There are several things that count as income for a person with a disability in North Carolina. These include your social security benefits, wages, pensions, and even non-monetary items like food and housing. However, there are some exceptions to these. For example, the first $20 of income you receive each month, any food stamp money, and any housing or food you receive from private nonprofit groups do not count as income or resources. Students may not have to count their scholarships or earnings. Money you use to pay for things necessary for you to work, like a wheelchair, are also not counted as income, even if you earn that money from a job. Your social security representative will be able to give you a complete list of exempt income.

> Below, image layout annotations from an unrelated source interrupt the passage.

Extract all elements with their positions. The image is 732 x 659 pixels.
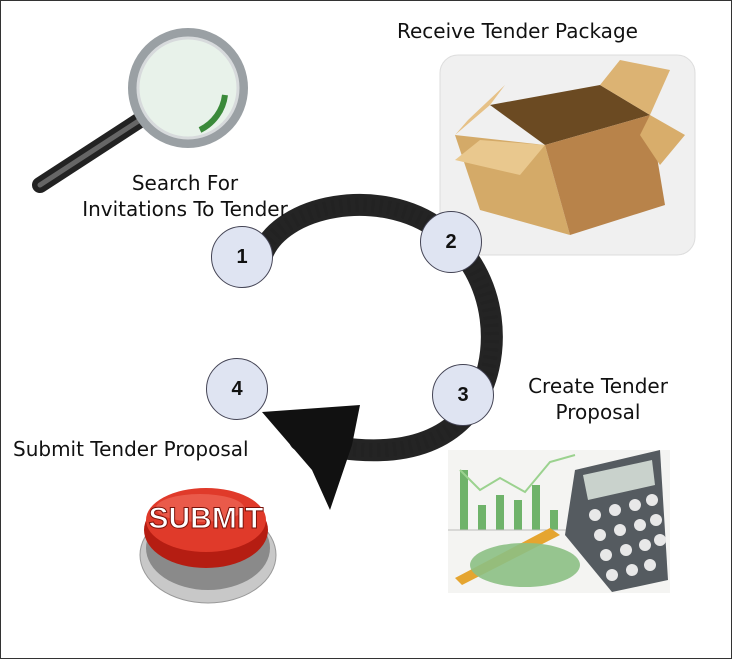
arrow-head (262, 405, 360, 510)
label-search-line1: Search For (131, 171, 239, 195)
cycle-arrow (251, 193, 503, 510)
step-4-badge: 4 (206, 358, 268, 420)
submit-button-text: SUBMIT (149, 502, 264, 535)
label-submit: Submit Tender Proposal (13, 437, 249, 461)
label-search: Search For Invitations To Tender (60, 170, 310, 222)
red-submit-button-icon: SUBMIT (139, 488, 277, 604)
label-search-line2: Invitations To Tender (82, 197, 288, 221)
calculator (565, 450, 668, 592)
charts-and-calculator-icon (448, 450, 670, 593)
step-3-badge: 3 (432, 364, 494, 426)
label-receive: Receive Tender Package (397, 19, 638, 43)
label-create-line1: Create Tender (528, 374, 668, 398)
step-2-badge: 2 (420, 211, 482, 273)
open-box-icon (439, 54, 696, 256)
label-create-line2: Proposal (555, 400, 641, 424)
label-create: Create Tender Proposal (518, 373, 678, 425)
magnifying-glass-icon (32, 28, 248, 193)
step-1-badge: 1 (211, 226, 273, 288)
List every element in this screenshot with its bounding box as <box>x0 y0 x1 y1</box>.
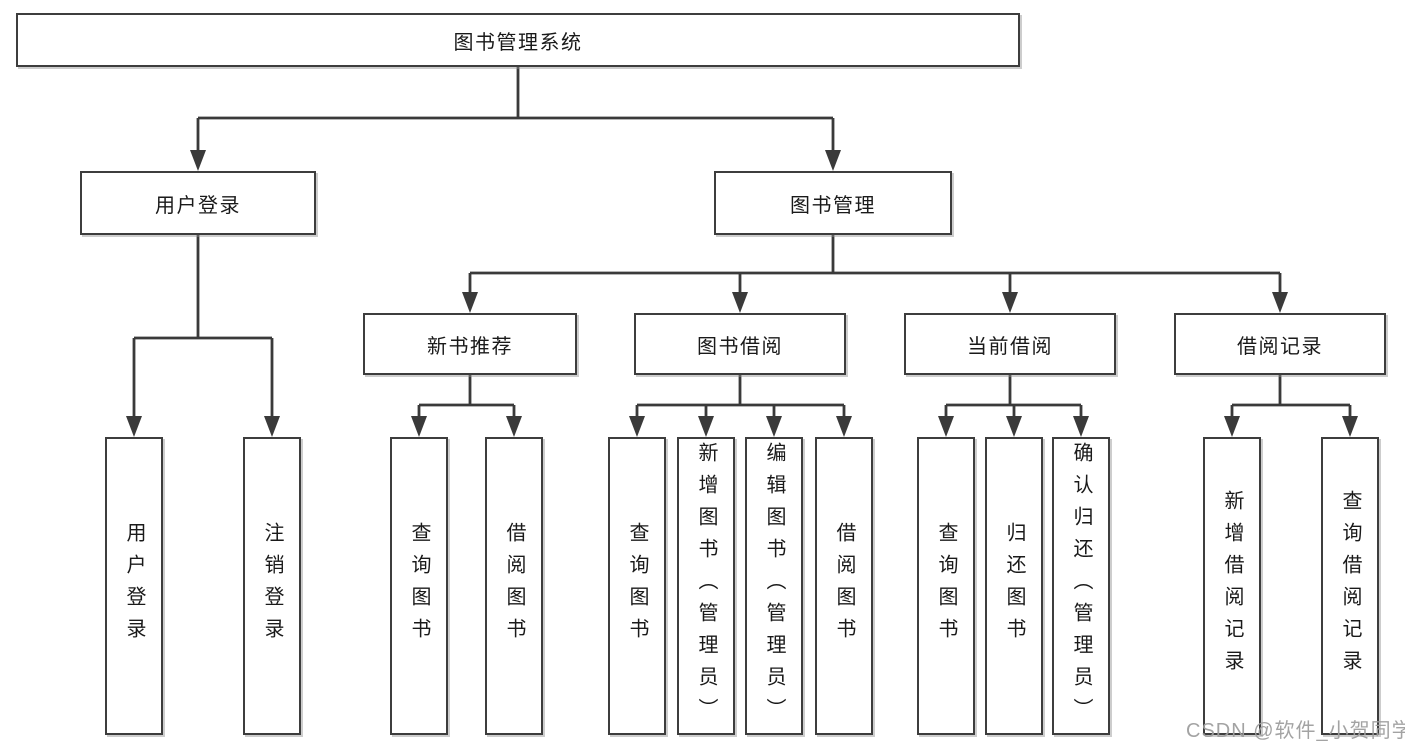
node-add-book-admin: 新增图书（管理员） <box>677 437 735 735</box>
node-user-login: 用户登录 <box>80 171 316 235</box>
node-logout: 注销登录 <box>243 437 301 735</box>
node-root: 图书管理系统 <box>16 13 1020 67</box>
node-borrow-book-borrowing: 借阅图书 <box>815 437 873 735</box>
node-book-management: 图书管理 <box>714 171 952 235</box>
node-add-borrow-record: 新增借阅记录 <box>1203 437 1261 735</box>
node-borrowing-records: 借阅记录 <box>1174 313 1386 375</box>
node-query-book-current: 查询图书 <box>917 437 975 735</box>
node-borrow-book-recommend: 借阅图书 <box>485 437 543 735</box>
node-query-book-recommend: 查询图书 <box>390 437 448 735</box>
node-current-borrowing: 当前借阅 <box>904 313 1116 375</box>
node-query-borrow-record: 查询借阅记录 <box>1321 437 1379 735</box>
node-book-borrowing: 图书借阅 <box>634 313 846 375</box>
node-query-book-borrowing: 查询图书 <box>608 437 666 735</box>
node-return-book: 归还图书 <box>985 437 1043 735</box>
watermark-text: CSDN @软件_小贺同学 <box>1186 720 1405 742</box>
node-confirm-return-admin: 确认归还（管理员） <box>1052 437 1110 735</box>
node-new-book-recommend: 新书推荐 <box>363 313 577 375</box>
node-edit-book-admin: 编辑图书（管理员） <box>745 437 803 735</box>
node-login: 用户登录 <box>105 437 163 735</box>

As far as resources go, you'll have to include all of your investments, real estate, and cash on hand. Once again, though, not everything is included in your list of resources. Your home and land you live on, your vehicle (although there are some exceptions), your life insurance policy if it's worth less than $1,500, and your burial plots and funds (again, under $1,500).
It is possible to work while on disability in North Carolina, but there are some specific guidelines you must follow. If your wages are over a specific amount, you may find your disability payments reduced or even eliminated completely. However, you may still be eligible for Medicaid. Also, if you set aside money for a specific goal or for your education, that money may not count against your disability.